Büyük Komutan Shion her zaman saygı duyduğu biriydi. E.E.’nin Gustav’a Büyük Komutan’ın Dünya’da bulunmadığı süre boyunca birkaç kez kendisini savunduğunu söylediği gerçeğinden bahsetmiyorum bile.
Grrrtttz~
E.E. yüzünde umutsuz bir ifadeyle holografik formatta belirdi, “Plankton Şehri de etkilendi… Angy’nin kardeşi…”

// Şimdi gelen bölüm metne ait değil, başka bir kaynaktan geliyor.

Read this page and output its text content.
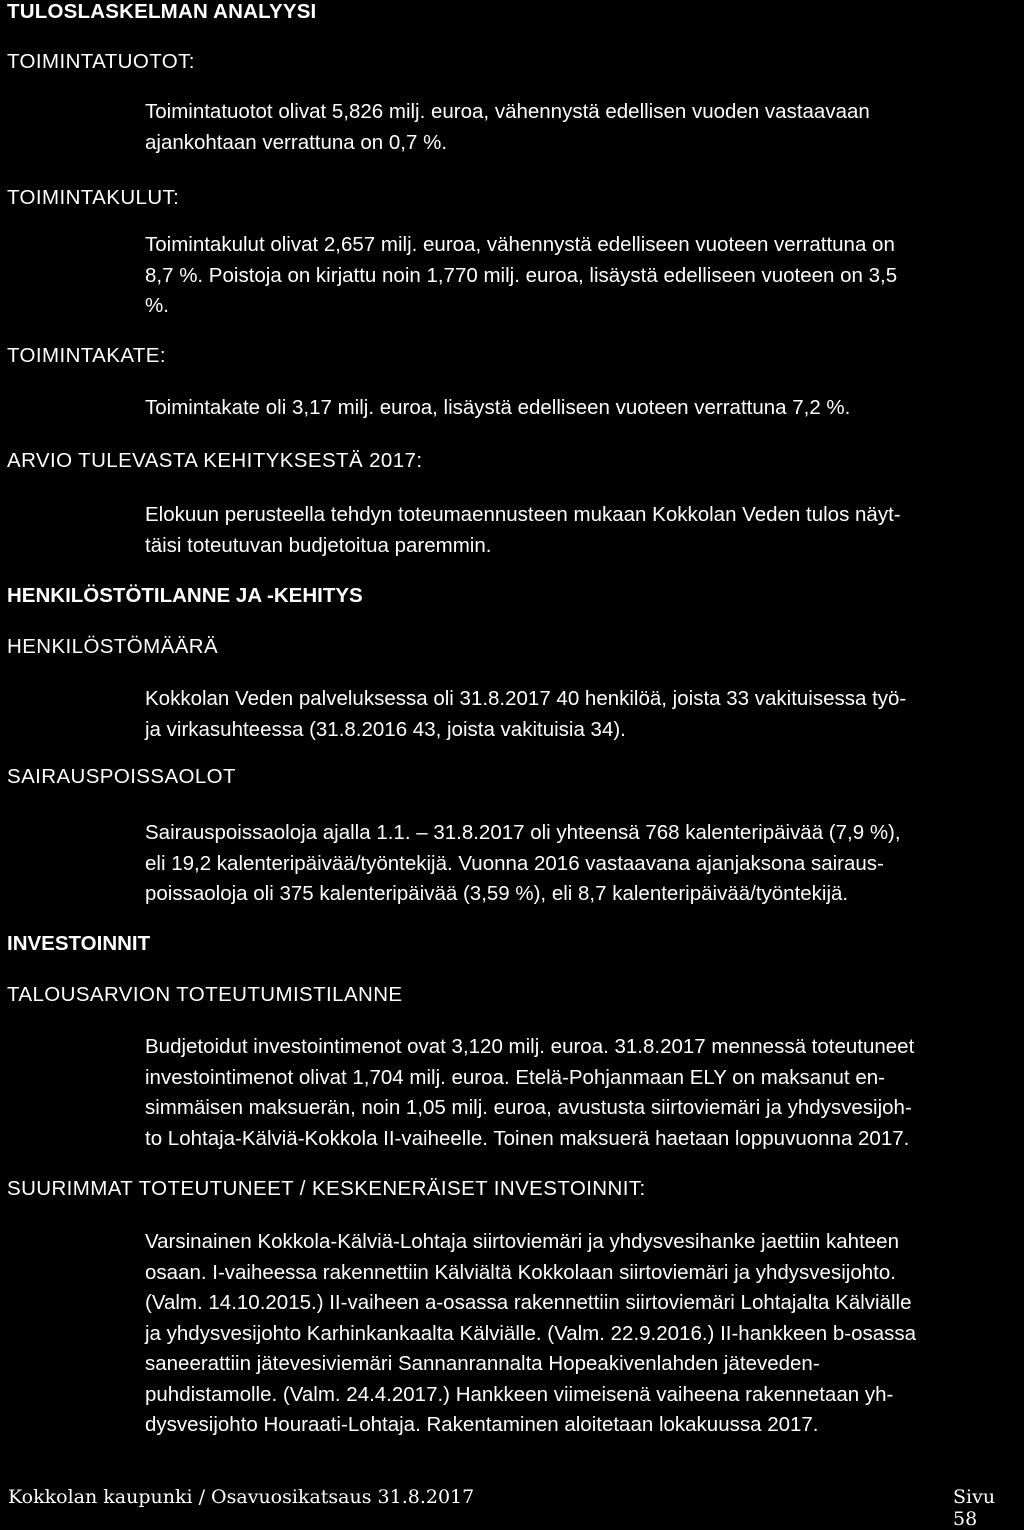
TULOSLASKELMAN ANALYYSI
TOIMINTATUOTOT:
Toimintatuotot olivat 5,826 milj. euroa, vähennystä edellisen vuoden vastaavaan
ajankohtaan verrattuna on 0,7 %.
TOIMINTAKULUT:
Toimintakulut olivat 2,657 milj. euroa, vähennystä edelliseen vuoteen verrattuna on
8,7 %. Poistoja on kirjattu noin 1,770 milj. euroa, lisäystä edelliseen vuoteen on 3,5
%.
TOIMINTAKATE:
Toimintakate oli 3,17 milj. euroa, lisäystä edelliseen vuoteen verrattuna 7,2 %.
ARVIO TULEVASTA KEHITYKSESTÄ 2017:
Elokuun perusteella tehdyn toteumaennusteen mukaan Kokkolan Veden tulos näyt-
täisi toteutuvan budjetoitua paremmin.
HENKILÖSTÖTILANNE JA -KEHITYS
HENKILÖSTÖMÄÄRÄ
Kokkolan Veden palveluksessa oli 31.8.2017 40 henkilöä, joista 33 vakituisessa työ-
ja virkasuhteessa (31.8.2016 43, joista vakituisia 34).
SAIRAUSPOISSAOLOT
Sairauspoissaoloja ajalla 1.1. – 31.8.2017 oli yhteensä 768 kalenteripäivää (7,9 %),
eli 19,2 kalenteripäivää/työntekijä. Vuonna 2016 vastaavana ajanjaksona sairaus-
poissaoloja oli 375 kalenteripäivää (3,59 %), eli 8,7 kalenteripäivää/työntekijä.
INVESTOINNIT
TALOUSARVION TOTEUTUMISTILANNE
Budjetoidut investointimenot ovat 3,120 milj. euroa. 31.8.2017 mennessä toteutuneet
investointimenot olivat 1,704 milj. euroa. Etelä-Pohjanmaan ELY on maksanut en-
simmäisen maksuerän, noin 1,05 milj. euroa, avustusta siirtoviemäri ja yhdysvesijoh-
to Lohtaja-Kälviä-Kokkola II-vaiheelle. Toinen maksuerä haetaan loppuvuonna 2017.
SUURIMMAT TOTEUTUNEET / KESKENERÄISET INVESTOINNIT:
Varsinainen Kokkola-Kälviä-Lohtaja siirtoviemäri ja yhdysvesihanke jaettiin kahteen
osaan. I-vaiheessa rakennettiin Kälviältä Kokkolaan siirtoviemäri ja yhdysvesijohto.
(Valm. 14.10.2015.) II-vaiheen a-osassa rakennettiin siirtoviemäri Lohtajalta Kälviälle
ja yhdysvesijohto Karhinkankaalta Kälviälle. (Valm. 22.9.2016.) II-hankkeen b-osassa
saneerattiin jätevesiviemäri Sannanrannalta Hopeakivenlahden jäteveden-
puhdistamolle. (Valm. 24.4.2017.) Hankkeen viimeisenä vaiheena rakennetaan yh-
dysvesijohto Houraati-Lohtaja. Rakentaminen aloitetaan lokakuussa 2017.
Kokkolan kaupunki / Osavuosikatsaus 31.8.2017	Sivu 58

Görüşme sona erdikten sonra Gustav, E.E.’nin raporu zihninde yankılanarak dünyalıların çığlıklarına karışırken birkaç saniye sessizce yerinde kaldı.
~iç geçirdi~
“Bir insan ne kadar şanssız olabilir ki… Bu gezegene daha dün geldim ve her şey boka sardı,” diye yakındı Gustav yumuşak ama hafif sinirli bir ifadeyle.
“Her şeyin böyle olmasına izin veremem…”
Gustav’ın avucunda parlayan bir kum saati belirdi.
(“Bunu sürekli kullanman konusunda sana ne demiştim?”) Sistem anında dırdır etti.
Gustav Kadim Kum Saatini özüyle doldururken “İyi olacağım,” diye seslendi.
Altın kumları efsanevi enerjiyle titreşirken eşya daha da parlak bir ışıltı yaydı.
(“Cidden kötü bir şey olana kadar hiç dinlemiyorsun,”) Sistem memnuniyetsiz bir tonla belirtti.
Gustav kum saatini ters çevirirken, “Başka yolu yok… bu savaşın hiç olmaması en iyisi,” diye seslendi.